東征伝絵巻 全5巻
重要文化財
鎌倉時代(13世紀)
紙本着色
鑑真和上は、文化爛熟する玄宗皇帝時代の唐において、受戒大師と呼ばれ僧俗の尊敬を一身に集めていたが、日本からの留学僧の懇請に応じて、仏法を広め仏教の基礎となる戒律を伝えるために、大海原を渡る志を立てる。「東征伝絵巻」はこの艱難辛苦の旅をつぶさに描いた伝記絵で、鎌倉時代後期に成立した。

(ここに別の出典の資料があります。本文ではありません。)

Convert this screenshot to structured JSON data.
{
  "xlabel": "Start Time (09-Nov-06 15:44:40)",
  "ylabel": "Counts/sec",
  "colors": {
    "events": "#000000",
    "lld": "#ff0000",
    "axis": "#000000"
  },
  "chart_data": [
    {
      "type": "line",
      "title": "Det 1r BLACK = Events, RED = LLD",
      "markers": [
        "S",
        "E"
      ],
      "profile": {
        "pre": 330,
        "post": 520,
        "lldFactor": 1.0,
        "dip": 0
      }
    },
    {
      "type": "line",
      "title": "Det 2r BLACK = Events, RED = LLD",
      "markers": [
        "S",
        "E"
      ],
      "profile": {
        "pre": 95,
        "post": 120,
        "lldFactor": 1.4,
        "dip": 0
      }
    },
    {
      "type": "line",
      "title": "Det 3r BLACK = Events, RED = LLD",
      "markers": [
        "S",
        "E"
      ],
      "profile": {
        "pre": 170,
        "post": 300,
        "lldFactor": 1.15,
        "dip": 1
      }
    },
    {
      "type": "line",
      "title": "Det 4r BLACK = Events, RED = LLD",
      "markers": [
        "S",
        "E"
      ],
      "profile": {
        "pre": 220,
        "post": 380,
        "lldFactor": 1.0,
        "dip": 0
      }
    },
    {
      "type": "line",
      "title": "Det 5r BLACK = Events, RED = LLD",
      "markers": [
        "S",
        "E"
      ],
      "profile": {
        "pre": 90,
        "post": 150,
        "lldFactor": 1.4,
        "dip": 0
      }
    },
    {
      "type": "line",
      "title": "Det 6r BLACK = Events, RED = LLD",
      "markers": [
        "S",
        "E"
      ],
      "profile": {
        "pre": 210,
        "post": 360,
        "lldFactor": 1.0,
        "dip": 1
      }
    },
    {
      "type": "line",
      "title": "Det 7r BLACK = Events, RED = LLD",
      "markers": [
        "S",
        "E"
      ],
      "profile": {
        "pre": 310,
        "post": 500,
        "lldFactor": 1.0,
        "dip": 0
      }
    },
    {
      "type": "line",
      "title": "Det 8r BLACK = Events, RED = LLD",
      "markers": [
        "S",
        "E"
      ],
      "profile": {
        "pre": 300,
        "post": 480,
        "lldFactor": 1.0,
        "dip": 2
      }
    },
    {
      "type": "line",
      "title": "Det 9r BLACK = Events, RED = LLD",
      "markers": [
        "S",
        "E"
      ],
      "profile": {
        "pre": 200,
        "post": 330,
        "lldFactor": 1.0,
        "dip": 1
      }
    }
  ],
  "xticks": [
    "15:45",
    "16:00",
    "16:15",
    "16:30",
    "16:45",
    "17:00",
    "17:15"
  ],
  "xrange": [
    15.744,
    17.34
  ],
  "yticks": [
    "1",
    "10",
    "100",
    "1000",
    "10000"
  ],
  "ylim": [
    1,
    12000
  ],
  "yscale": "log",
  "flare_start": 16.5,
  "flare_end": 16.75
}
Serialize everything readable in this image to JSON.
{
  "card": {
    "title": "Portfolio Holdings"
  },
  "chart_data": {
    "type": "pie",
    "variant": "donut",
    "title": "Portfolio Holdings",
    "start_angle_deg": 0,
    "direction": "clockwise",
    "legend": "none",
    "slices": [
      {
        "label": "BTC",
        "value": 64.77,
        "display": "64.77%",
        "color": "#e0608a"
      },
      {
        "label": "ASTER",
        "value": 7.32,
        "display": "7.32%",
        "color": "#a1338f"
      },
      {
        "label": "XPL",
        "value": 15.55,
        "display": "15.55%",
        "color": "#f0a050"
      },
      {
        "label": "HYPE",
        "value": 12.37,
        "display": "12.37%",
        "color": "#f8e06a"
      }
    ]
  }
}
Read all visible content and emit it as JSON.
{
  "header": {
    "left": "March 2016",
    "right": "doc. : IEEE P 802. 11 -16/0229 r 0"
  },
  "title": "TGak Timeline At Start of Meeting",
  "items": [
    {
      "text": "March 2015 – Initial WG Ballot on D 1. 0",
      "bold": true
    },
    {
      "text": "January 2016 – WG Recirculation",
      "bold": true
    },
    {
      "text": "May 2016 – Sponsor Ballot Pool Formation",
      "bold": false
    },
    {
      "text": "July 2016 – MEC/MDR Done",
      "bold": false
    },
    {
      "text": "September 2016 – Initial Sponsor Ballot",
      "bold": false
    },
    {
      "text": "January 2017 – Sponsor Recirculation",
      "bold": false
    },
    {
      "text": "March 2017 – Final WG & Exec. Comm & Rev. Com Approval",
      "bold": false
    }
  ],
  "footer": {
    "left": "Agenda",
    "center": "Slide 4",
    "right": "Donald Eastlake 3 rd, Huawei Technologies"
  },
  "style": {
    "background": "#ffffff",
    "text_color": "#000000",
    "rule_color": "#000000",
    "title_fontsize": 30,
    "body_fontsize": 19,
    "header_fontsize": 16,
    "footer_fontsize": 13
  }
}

ストーリーはまことに劇的であり、奇瑞譚を交えて起伏に富んでいる。
巻末に銘文があって絵は画工蓮行(れんぎょう)の手になることが知られる。残念ながらこの絵巻のほかには画業が知られていないが、達者な描線からは蓮行の画工としての実力がわかる。見返しに施入銘と識語があって、永仁6年(1298)、鎌倉の極楽寺を開いた忍性(にんしょう)が発願し、唐招提寺に贈ったことがわかる。祖師鑑真和上の志に思いを馳せて絵巻の制作を思い立ったのであろう。
■
巻第一 詞絵各六段 (詞一段欠失)奥書あり
東山魁夷障壁画
国民的画家といわれた東山魁夷が、10年余りの歳月を費やし、鑑真和上に捧げるために描いた大作。日本の風土の象徴として、色鮮やかに描かれた「山雲」「濤声」と、和上の故郷中国の壮大な風景を墨一色で描いた「揚州薫風」をはじめとする水墨画が見事に対比しています。